Do you know what training actually is? I don’t think you do. You seem to be under the impression that a model can somehow magically train itself. That is simply not how it works. Humans write programs to train models (Models, btw, are merely a set of numbers. They aren’t even code!).
When you actually use a model: here’s what’s happening:
- The interface you are using takes your input and encodes it as a sequence of numbers (done by a program written by humans)
- This sequence of numbers (known as a vector, in mathematics) is multiplied by the weights of the model (organized in a matrix, which is basically a collection of vectors), resulting in a new sequence of numbers (the output vector) (done by a program written by humans).
- This output vector is converted back into the representation you supplied (so if you gave a chatbot some text, it will turn the numbers into the equivalent textual representation of said numbers) (done by a program written by humans).
So a “model” is nothing more than a matrix of numbers (again, no code whatsoever), and using a model is simply a matter of (a human-written program) doing matrix multiplication to compute some output to present the user.
To greatly simplify, if you have a mathematical function like f(x) = 2x + 3, you can supply said function with a number to get a new number, e.g, f(1) = 2 * 1 + 3 = 5.
LLMs are the exact same concept. They are a mathematical function, and you apply said function to input to produce output. Training is the process of a human writing a program to compute how said mathematical function should be defined, or in other words, the exact coefficients (also known as weights) to assign to each and every variable in said function (and the number of variables can easily be in the millions).
This is also, incidentally, why training is so resource intensive: repeatedly doing this multiplication for millions upon millions of variables is very expensive computationally and requires very specialized hardware to do efficiently. It happens to be the exact same kind of math used for computer graphics (matrix multiplication), which is why GPUs (or other even more specialized hardware) are so desired for training.

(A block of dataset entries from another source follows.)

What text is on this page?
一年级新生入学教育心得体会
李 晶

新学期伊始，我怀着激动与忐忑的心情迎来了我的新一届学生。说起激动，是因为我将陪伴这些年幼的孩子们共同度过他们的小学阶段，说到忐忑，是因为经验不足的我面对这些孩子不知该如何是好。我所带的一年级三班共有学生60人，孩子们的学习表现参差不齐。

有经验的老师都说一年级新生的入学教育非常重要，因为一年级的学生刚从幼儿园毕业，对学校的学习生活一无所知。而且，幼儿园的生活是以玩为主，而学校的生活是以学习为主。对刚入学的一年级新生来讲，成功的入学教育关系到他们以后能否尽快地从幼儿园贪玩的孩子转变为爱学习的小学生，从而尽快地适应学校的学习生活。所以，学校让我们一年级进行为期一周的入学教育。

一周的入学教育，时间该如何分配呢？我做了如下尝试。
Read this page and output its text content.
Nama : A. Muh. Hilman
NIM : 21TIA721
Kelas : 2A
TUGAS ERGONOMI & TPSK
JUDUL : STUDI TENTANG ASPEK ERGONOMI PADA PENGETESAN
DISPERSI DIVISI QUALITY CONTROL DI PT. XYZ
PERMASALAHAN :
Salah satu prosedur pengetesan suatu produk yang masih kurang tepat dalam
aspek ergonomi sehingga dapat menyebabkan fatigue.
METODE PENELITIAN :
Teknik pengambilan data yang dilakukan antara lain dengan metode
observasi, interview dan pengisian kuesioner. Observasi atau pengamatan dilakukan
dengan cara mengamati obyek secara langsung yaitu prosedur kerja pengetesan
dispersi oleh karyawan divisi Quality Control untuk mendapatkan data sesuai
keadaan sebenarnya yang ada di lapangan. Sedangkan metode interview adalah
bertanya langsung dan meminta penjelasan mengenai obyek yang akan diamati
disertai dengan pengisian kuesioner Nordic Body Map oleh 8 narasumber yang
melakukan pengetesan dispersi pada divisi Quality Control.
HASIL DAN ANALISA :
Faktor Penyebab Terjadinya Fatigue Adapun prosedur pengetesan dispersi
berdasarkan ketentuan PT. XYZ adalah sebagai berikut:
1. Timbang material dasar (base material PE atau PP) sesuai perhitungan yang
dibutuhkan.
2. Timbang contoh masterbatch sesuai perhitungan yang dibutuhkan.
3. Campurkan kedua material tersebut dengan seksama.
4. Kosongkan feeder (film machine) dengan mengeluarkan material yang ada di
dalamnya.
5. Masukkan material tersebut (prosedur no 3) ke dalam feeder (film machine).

It should be pretty evident that every step of the process is completely controlled by humans. Computers always do precisely what they are told to do and nothing more, and that has been the case since their inception and will always continue to be the case. A model is a math function. It has no feelings, thoughts, reasoning ability, agency, or anything like that. Can f(x) = x + 3 get a virus? Of course not, and the question is a completely absurd one to ask. It’s exactly the same thing for LLMs.
It certainly doesn’t devalue real art by real people, but it clearly is doing serious harm to humanity as a whole. Even for those of us that refuse to use it, it’s becoming harder and harder to navigate the world. The internet is absolutely overflowing with slop to the point at which you have no idea what’s real or not anymore. Open source maintainers are being overrun with slop “contributions”, leading to tons of churn and burnout. We are, at this very moment, existing in the shattered remains of the internet. And people that do use these things are experiencing marked detrimental effects, from delusional behavior to cognitive and neurological impacts.
The intersection of this technology and human psychology is something insidious and devasting. We are like a people exposed to a brand new virus for the first time, with no natural defense against the infection.